The University of Washington’s Institute for Health Metrics and Evaluation (IHME) qualified the data quality of INEC’s registry with four out of five stars, as reported in the Global Burden of Disease 2016 Study [3].

Use of the Jointpoint regression model for the description of OC mortality trends strengthens this study; this analysis allows us to detect statistically significant changes from 2001 to 2016, which avoids the prespecification of periods by the researcher. Kulldorf’s spatiotemporal analysis, on the other hand, identifies the distribution of the disease in time and space, evaluating the statistical significance of clusters in high-risk, low-risk, and all-risk categories; it also detects epidemics early [39].

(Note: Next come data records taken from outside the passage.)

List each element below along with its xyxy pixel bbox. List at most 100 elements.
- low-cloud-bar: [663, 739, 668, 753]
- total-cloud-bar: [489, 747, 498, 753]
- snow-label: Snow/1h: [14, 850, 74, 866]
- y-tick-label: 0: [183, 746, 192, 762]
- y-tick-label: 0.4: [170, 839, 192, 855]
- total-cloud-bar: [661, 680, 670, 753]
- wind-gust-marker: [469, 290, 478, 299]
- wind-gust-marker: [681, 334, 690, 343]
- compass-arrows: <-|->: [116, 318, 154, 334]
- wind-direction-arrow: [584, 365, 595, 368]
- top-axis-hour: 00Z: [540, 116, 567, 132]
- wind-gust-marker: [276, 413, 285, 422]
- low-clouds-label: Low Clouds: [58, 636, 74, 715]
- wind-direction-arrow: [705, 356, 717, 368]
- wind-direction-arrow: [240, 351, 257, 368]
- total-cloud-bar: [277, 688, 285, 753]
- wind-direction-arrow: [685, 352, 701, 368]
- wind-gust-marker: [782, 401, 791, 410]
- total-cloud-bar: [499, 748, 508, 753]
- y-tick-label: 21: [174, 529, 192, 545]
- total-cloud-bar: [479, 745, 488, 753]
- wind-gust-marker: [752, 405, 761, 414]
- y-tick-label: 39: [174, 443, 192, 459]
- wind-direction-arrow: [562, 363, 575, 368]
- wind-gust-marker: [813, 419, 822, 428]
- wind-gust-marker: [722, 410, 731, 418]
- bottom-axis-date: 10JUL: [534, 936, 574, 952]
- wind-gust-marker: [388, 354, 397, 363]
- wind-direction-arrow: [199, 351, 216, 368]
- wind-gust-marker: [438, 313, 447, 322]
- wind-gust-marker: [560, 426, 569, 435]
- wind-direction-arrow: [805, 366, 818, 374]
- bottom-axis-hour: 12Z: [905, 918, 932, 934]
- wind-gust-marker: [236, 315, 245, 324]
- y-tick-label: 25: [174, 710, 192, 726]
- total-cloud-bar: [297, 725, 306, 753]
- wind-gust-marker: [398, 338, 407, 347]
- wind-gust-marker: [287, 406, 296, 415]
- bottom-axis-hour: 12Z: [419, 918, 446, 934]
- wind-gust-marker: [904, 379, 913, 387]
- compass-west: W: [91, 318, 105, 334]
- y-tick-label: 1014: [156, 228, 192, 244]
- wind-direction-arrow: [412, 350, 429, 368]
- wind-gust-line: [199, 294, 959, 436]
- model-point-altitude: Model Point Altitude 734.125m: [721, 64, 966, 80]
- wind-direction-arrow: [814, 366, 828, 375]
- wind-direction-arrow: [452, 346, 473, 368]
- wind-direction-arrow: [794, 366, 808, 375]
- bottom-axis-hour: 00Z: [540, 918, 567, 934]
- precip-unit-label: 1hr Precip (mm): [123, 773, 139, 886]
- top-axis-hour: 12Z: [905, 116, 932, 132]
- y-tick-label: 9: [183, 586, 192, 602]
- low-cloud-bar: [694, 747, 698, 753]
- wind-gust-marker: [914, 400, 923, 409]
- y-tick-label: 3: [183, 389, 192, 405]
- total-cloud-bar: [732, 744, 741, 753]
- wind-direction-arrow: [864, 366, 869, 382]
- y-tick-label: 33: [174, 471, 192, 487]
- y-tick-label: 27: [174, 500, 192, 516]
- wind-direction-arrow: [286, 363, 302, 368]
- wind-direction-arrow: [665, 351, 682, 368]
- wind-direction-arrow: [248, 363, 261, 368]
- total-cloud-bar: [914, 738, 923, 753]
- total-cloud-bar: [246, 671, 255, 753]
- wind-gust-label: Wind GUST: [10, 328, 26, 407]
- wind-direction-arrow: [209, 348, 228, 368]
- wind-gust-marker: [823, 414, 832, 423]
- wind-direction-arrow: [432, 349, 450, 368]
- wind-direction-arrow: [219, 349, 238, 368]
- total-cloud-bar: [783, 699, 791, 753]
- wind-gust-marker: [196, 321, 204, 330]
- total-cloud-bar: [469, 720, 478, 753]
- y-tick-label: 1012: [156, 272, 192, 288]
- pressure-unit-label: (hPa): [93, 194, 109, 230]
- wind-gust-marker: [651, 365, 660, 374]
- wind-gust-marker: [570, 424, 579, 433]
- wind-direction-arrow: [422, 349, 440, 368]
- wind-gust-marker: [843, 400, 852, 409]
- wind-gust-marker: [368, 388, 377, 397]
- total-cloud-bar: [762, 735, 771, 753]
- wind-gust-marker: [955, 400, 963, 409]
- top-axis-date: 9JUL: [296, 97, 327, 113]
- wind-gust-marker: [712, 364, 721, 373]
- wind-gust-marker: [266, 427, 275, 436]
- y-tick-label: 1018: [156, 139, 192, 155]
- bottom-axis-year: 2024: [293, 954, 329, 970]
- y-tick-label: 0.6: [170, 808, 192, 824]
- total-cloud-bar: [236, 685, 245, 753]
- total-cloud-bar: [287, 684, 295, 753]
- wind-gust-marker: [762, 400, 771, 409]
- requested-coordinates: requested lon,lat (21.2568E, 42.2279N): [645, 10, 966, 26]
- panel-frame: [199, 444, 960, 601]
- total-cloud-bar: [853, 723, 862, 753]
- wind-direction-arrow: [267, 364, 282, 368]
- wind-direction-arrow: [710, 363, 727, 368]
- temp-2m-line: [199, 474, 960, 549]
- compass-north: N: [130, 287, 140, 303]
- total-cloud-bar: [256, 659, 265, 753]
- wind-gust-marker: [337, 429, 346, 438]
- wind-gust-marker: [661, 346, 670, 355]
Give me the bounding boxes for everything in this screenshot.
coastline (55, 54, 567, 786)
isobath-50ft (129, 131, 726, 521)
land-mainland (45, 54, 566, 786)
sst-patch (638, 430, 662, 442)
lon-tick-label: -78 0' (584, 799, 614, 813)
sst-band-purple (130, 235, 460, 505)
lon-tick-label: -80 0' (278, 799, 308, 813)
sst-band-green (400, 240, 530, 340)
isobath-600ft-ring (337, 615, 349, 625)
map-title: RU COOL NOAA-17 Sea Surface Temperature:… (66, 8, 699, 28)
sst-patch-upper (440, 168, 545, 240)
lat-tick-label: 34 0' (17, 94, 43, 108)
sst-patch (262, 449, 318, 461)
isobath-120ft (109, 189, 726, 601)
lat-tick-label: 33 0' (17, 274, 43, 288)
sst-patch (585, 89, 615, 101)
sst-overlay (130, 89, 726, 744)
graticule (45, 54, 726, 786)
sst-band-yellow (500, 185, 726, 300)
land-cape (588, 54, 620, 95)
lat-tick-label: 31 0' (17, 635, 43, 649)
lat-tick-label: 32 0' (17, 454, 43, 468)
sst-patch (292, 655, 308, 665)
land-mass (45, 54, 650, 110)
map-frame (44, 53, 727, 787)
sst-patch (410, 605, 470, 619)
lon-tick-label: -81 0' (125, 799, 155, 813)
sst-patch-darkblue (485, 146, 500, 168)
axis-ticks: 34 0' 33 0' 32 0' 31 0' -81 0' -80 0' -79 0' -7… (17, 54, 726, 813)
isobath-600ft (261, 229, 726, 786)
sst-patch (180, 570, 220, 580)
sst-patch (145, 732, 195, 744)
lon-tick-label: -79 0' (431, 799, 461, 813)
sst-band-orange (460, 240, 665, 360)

Limitations of our study lie in the difficulty to associate the observed trends with clinical factors, as well as to associate clusters with factors related to each geographical area. Underreporting is also possible due to potential underdiagnosis of OC as cause of death in the country.

5. Conclusion

Mortality due to OC in Ecuador significantly increased over the 16-year study period, contrasting with other countries that show a decrease in mortality crude rates. Ecuadorian provinces present high variability in types of OC and cancer rates. The spatial analysis indicates the presence of high occurrence clusters throughout six provinces of the country: Cotopaxi, Los Ríos, El Oro, Manabí, Santo Domingo de los Tsáchilas, and Tungurahua. Factors associated with this geographic pattern should be studied in order to create and implement policies oriented to decrease OC mortality in Ecuador. Better cancer registers should be developed to improve vigilance of oncologic diseases in the country.

Data Availability

Data for this research were obtained from the National Institute of Statistics and Census of Ecuador. All databases of general and fetal deaths are available online at http://www.ecuadorencifras.gob.ec/nacimientos-defunciones/.

Conflicts of Interest

The authors declare that there are no conflicts of interest regarding the publication of this paper.


This work was supported by Universidad Tecnológica Equinoccial.